Et Louis XVI apprendra que c’est accompagné seulement de quelques domestiques, et d’une petite escorte de gardes du corps, que le cercueil du roi a été conduit jusqu’à Saint-Denis, la nuit du 12 mai.

Et tout au long de la route on a entendu crier, d’un ton joyeux : « Taïaut ! Taïaut ! » et « Voilà le plaisir des dames ! Voilà le plaisir ».

Oraison funèbre pour un roi qui selon le peuple s’était davantage soucié de la chasse et des femmes que de son royaume.

Et Louis murmurera, lui qu’on a en 1770 marié à seize ans, avec Marie-Antoinette d’Autriche, la plus jeune des héritières des Habsbourg, âgée d’à peine quinze ans, lui dont on assure que durant plusieurs années il a été incapable de consommer son mariage, et auquel on ne connaît aucune liaison :

« Ce qui a toujours perdu cet État-ci a été les femmes légitimes et les maîtresses. »

 

Il n’aura vingt ans que dans quelques mois, il n’a jamais régné, il ne s’est adonné avec passion qu’à la chasse, s’y livrant quotidiennement depuis sa première chevauchée, en août 1769 – il avait quinze ans – mais il a été témoin, à la Cour, des intrigues qui se nouaient autour de la comtesse du Barry et du souvenir qu’avaient laissé Madame de Pompadour, ou bien les favorites – et leurs bâtards légitimes – de Louis XIV. Ses tantes – les sœurs de Louis XV –, le gouverneur des enfants de France, le duc de La Vauguyon, l’ont mis en garde contre les femmes et l’influence qu’elles peuvent exercer dans le gouvernement.

« C’est un malheur. »

Il a vu les sujets se détourner de Louis XV.

Et il s’est fait, peu à peu, une idée des devoirs d’un souverain. Il a même rédigé une sorte de résumé de tous les enseignements qu’on lui a prodigués, qu’il a intitulé Réflexions sur mes entretiens avec Monsieur de La Vauguyon.

« Un bon roi, écrit-il, ne doit avoir d’autre objet que de rendre son peuple heureux… »

Et pour cela il ne doit pas oublier les droits naturels de ses sujets « antérieurs à toute loi politique et civile : la vie, l’honneur, la liberté, la propriété des biens… Le prince doit donc réduire les impôts autant qu’il peut…

Le roi doit être ferme et ne jamais se laisser aller à la faiblesse.

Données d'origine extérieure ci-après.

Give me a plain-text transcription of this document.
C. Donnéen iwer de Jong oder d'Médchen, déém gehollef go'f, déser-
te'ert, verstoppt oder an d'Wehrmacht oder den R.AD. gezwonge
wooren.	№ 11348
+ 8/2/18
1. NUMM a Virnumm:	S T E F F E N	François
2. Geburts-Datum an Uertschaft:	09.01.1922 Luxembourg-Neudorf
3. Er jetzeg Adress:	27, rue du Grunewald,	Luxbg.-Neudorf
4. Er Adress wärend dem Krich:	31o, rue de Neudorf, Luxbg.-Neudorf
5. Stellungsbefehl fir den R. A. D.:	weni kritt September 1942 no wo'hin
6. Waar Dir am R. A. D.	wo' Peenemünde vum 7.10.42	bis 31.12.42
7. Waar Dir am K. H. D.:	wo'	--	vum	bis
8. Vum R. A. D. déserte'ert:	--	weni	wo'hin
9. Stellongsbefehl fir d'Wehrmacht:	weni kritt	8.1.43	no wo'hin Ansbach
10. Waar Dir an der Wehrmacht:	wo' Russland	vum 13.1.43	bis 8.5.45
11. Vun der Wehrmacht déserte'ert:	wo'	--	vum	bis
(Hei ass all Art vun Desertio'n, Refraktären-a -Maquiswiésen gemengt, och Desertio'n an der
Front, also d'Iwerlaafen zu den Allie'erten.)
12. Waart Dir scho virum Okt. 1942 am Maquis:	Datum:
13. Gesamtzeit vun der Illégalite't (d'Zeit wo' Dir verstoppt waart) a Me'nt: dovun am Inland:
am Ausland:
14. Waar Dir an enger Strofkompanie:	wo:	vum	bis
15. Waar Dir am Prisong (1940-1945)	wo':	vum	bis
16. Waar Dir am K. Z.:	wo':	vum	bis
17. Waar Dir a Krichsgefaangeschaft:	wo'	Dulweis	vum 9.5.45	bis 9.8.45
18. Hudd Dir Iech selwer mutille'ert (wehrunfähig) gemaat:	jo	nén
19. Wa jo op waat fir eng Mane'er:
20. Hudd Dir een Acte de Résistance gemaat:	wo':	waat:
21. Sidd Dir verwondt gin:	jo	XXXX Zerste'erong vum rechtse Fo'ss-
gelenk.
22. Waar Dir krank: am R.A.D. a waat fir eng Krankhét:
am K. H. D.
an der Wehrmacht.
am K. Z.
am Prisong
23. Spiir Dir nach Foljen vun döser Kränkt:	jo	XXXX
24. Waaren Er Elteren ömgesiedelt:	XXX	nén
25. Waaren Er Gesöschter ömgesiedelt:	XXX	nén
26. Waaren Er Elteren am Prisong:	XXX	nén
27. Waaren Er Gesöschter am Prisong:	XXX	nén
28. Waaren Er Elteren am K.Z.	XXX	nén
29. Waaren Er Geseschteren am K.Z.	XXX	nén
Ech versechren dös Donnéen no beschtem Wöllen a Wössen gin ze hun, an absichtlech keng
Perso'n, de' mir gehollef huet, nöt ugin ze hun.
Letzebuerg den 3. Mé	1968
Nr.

Il doit aussi connaître les hommes afin de ne pas être dupe… Le roi tient de Dieu l’autorité souveraine, dont il ne doit compte qu’à Lui, mais s’il asservit son peuple, il est coupable devant Dieu ».

Et les conseils qu’il reçoit d’un abbé qui fut le confesseur de son père – l’abbé Soldani – achèvent de lui représenter le « métier de roi » comme le plus exigeant, le plus austère, le plus difficile aussi qui soit.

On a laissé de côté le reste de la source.